Por todas estas razões, sentimos a necessidade de oferecer uma formação aprofundada em psicologia e assuntos relacionados para complementar a formação de professores, guias espirituais ou pessoas envolvidas em tarefas de gestão ou áreas sensíveis, tanto em instituições educativas seculares como religiosas. Para o efeito, foram concebidos três Programas de Formação Permanente (PFP): em Psicologia e Vida Moral; em Acompanhamento Espiritual e Resolução de Conflitos; e em Gestão da Diversidade.

Nestes PFP, a par de temas específicos da teologia moral e espiritual, são abordados temas com um perfil mais psicológico, procurando sempre a sua aplicação às situações concretas em que muitas pessoas se encontram; situações que acabam por ter impacto na vida moral e espiritual das pessoas.

As disciplinas destes programas não são concebidas como um mero estudo de psicologia ou de conhecimentos exclusivamente técnicos. Como são leccionadas numa Faculdade de Teologia, a abordagem é necessariamente multidisciplinar, centrando-se na sua dimensão teológica, espiritual e pastoral.

Quando é que existe um verdadeiro conflito e como abordá-lo?

-Um conflito é uma diferença de interesses, ideias, estilos e percepções que entram em contacto. Os conflitos interpessoais são os que mais nos interessam. As pessoas ficam a conhecer-se melhor quando resolvem conflitos em conjunto: melhora a qualidade das relações e a abertura das conversas.

Existem três principais causas potenciais de conflito: diferenças pessoais, tendências humanas contraditórias e causas contextuais (por exemplo, falta de espaço para o diálogo numa empresa). Este ponto é importante, pois o conflito só pode ser resolvido se a(s) causa(s) for(em) conhecida(s).

A resolução de conflitos implica a gestão da imperfeição - própria e dos outros - pelo que é necessário aprofundar os conhecimentos próprios e dos outros para detectar potenciais fontes de conflito e promover atitudes pessoais.

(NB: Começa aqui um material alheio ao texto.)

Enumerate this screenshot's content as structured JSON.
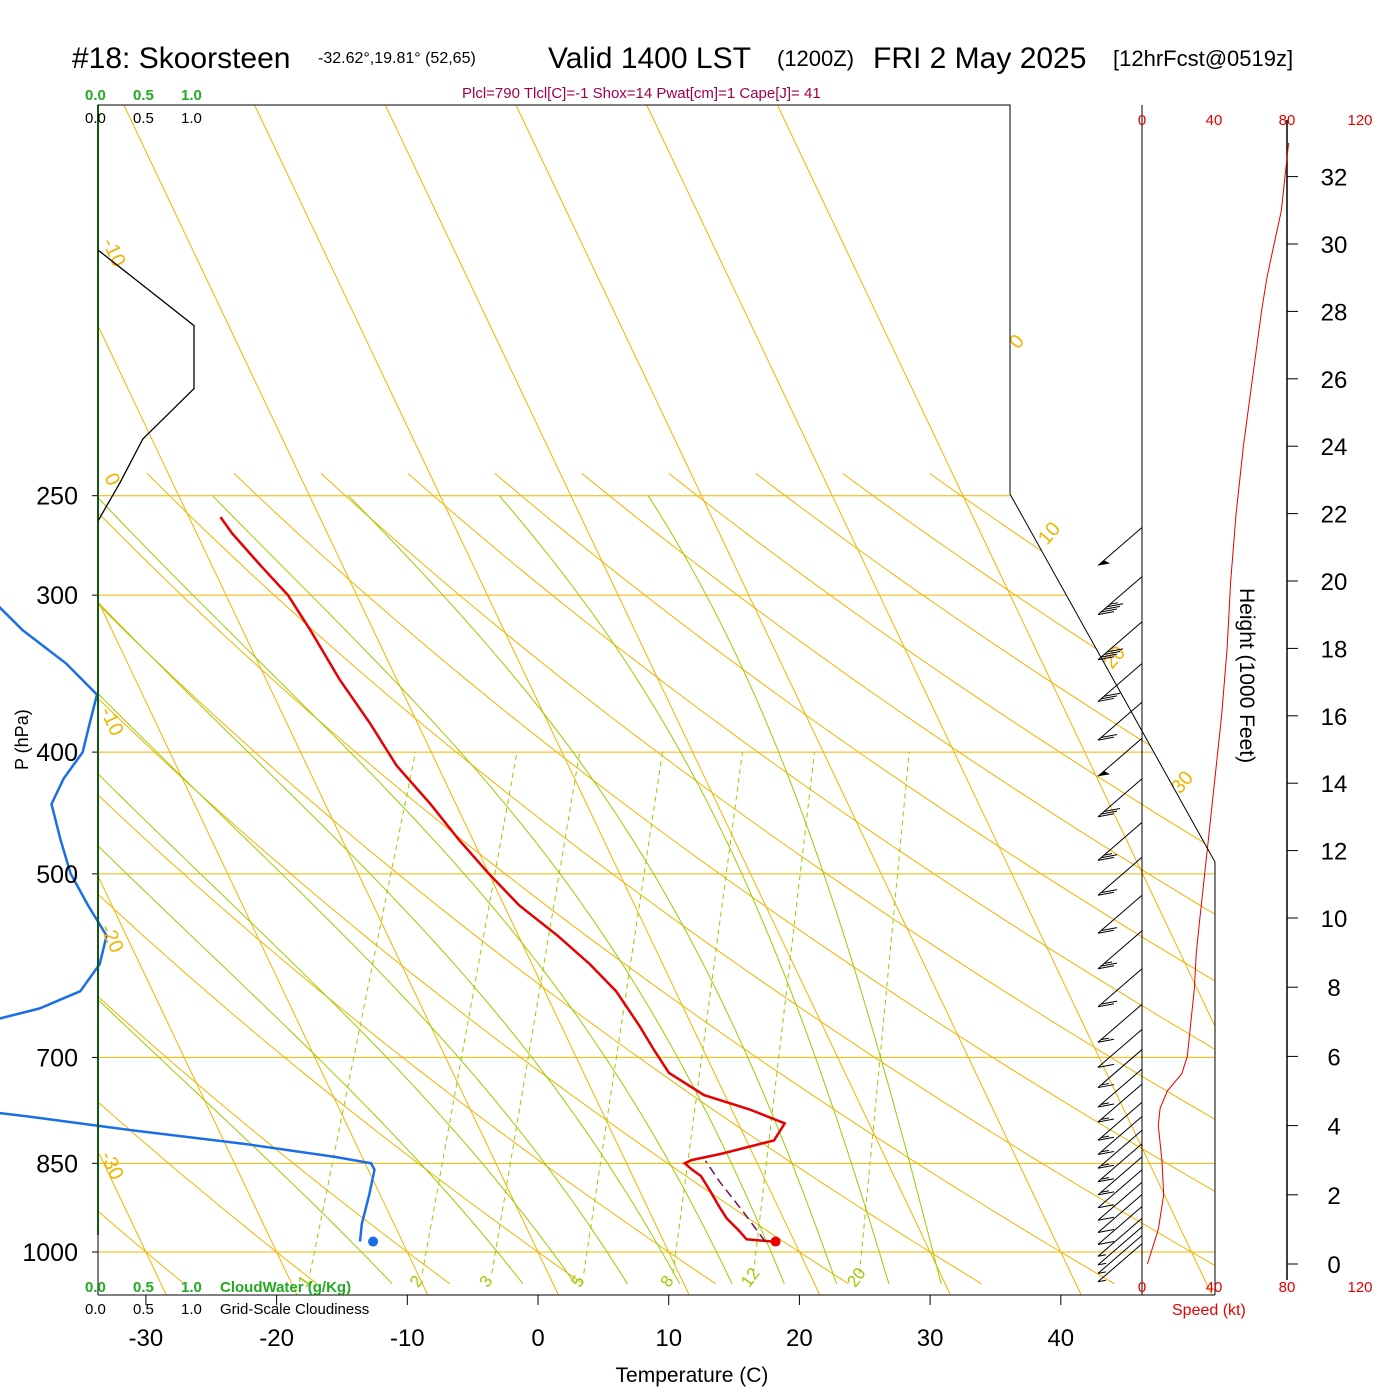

Em particular, pode ajudar a desenvolver e a reforçar atitudes como a abertura, a flexibilidade, a generosidade para superar as suas próprias capacidades, a vontade de chegar a um consenso, etc.

O Programa de Aprendizagem ao Longo da Vida em Acompanhamento Espiritual e Resolução de Conflitos

O Programa de Aprendizagem ao Longo da Vida em Acompanhamento Espiritual e Resolução de Conflitos é um diploma da Universidade de Navarra. O curso será ministrado no campus de Pamplona entre 26 de Outubro e 7 de Dezembro de 2023.

É composto por quatro temas, que se centrarão em diferentes aspectos da vida cristã (sacerdócio, vida consagrada e laicado). Abordarão a centralidade da liberdade na escolha pessoal e na vida da pessoa.

A influência dos factores psíquicos, da personalidade e das circunstâncias externas na vida moral e espiritual da pessoa será igualmente abordada. Além disso, aprofundará a detecção, classificação, influência e tratamento das perturbações psiquiátricas mais relevantes e, por fim, trabalhará na abordagem e resolução de conflitos pessoais, familiares e comunitários.